Contoh TUGAS MK. PEMBIAYAAN AGRIBISNIS


PENDAHULUAN
Latar Belakang
Prinsip syariah adalah aturan perjanjian yang berdasarkan hukum Islam antara bank dan pihak lain untuk penyimpanan dana dan atau pembiayaan kegiatan usaha, atau kegiatan lainnya yang dinyatakan sesuai dengan syariah antara lain adalah pembiayaan berdasarkan prinsip bagi hasil, penyertaan modal, jual beli, sewa menyewa, pengiriman uang dan berbagai jasa bank lainnya. Tujuan dari bank syariah adalah penghindaran bisnis yang tidak sesuai dengan syariah, adanya sistem riba dan gharar (spekulatif) telah menjadikan uang sebagai komoditi, dan terbukti menghancurkan ekonomi keuangan dunia serta menggerakkan sektor riil.
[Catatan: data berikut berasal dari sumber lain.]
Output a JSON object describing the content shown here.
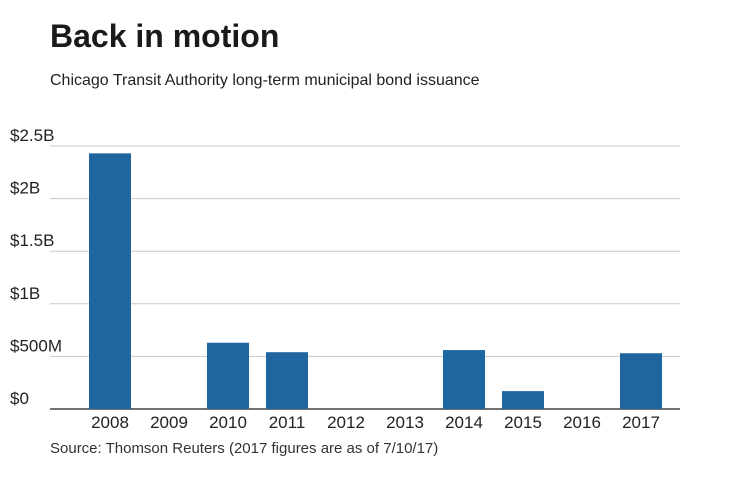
{
  "chart_data": {
    "type": "bar",
    "title": "Back in motion",
    "subtitle": "Chicago Transit Authority long-term municipal bond issuance",
    "source": "Source: Thomson Reuters (2017 figures are as of 7/10/17)",
    "categories": [
      "2008",
      "2009",
      "2010",
      "2011",
      "2012",
      "2013",
      "2014",
      "2015",
      "2016",
      "2017"
    ],
    "values": [
      2430,
      0,
      630,
      540,
      0,
      0,
      560,
      170,
      0,
      530
    ],
    "units": "millions of dollars",
    "ylim": [
      0,
      2500
    ],
    "yticks": [
      0,
      500,
      1000,
      1500,
      2000,
      2500
    ],
    "ytick_labels": [
      "$0",
      "$500M",
      "$1B",
      "$1.5B",
      "$2B",
      "$2.5B"
    ],
    "xlabel": "",
    "ylabel": "",
    "grid": true,
    "bar_color": "#1f66a1",
    "grid_color": "#c8c8c8",
    "axis_color": "#444444"
  }
}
Fungsi Bank Syariah secara garis besar tidak berbeda dengan bank konvensional, yakni sebagai lembaga intermediasi (intermediary institution) yang mengerahkan dana dari masyarakat dan menyalurkan kembali dana-dana tersebut kepada masyarakat yang membutuhkannya dalam bentuk fasilitas pembiayaan. Perbedaan pokoknya terletak dalam jenis keuntungan yang diambil bank dari transaksi-transaksi yang dilakukannya. Bila bank konvensional mendasarkan keuntungannya dari pengambilan bunga, maka Bank Syariah dari apa yang disebut sebagai imbalan, baik berupa jasa (fee-base income) maupun mark-up atau profit margin, serta bagi hasil (loss and profit sharing).

Tujuan
1.     Untuk mengetahui bentuk-bentuk pembiayaan aagribisnis syariah dan konvensional
2.     Mampu menjelaskan peranan pembiayaan syariah
3.     Mampu menunjukkan perkembangan pembiayaan dari waktu ke waktu di Indonesia


PEMBAHASAN

Pertanyaan Analisis:
1.  Menurut kelompok Anda apa peranan pembiayaan syariah dalam pengembangan agribisnis nasional?, jika dilihat dari pengalaman pembangunan pertanian Indonesia selama ini yang di ‘biayai’ oleh pembiayaan konvensional.
Pemberlakuan sistem bunga dalam skim pembiayaan atau kredit oleh kebanyakan Bank Konvensional sangat kontraproduktif dengan sektor pertanian, apalagi tingkat suku bunga bank yang saat ini sangat tinggi dinilai memberatkan dan kurang berpihak terutama pada kepentingan petani sebagai komponen vital sektor pertanian. Selain itu tingkat suku bunga yang sedemikian tinggi akan membuat iklim usaha pertanian semakin sulit karena pelaku usaha tani harus menyediakan dana setiap bulannya untuk membayar bunga kepada bank, sementara sebagian besar perhitungan keuntungan dalam usaha tani dilakukan setelah masa panen. Kondisi usaha sektor pertanian akan semakin hancur dengan sistem bunga ini, ketika bunga harus tetap dibayarkan walaupun usahatani dalam kondisi merugi.
Adanya pola pembiayaan dengan sistem syariah yang  berbeda dengan konsep konvensional (bunga), pola yang berlaku dalam pembiayaan sistem syariah lebih berprinsip pada pola bagi hasil yang saling menguntungkan.  Dengan tampilnya perbankan syariah membiayai sektor pertanian, kelemahan yang ada di bank konvensional secara teoritis teratasi karena prinsip pembiayaan yang diperlukan petani seiring dengan skim pembiayaan di bank syariah.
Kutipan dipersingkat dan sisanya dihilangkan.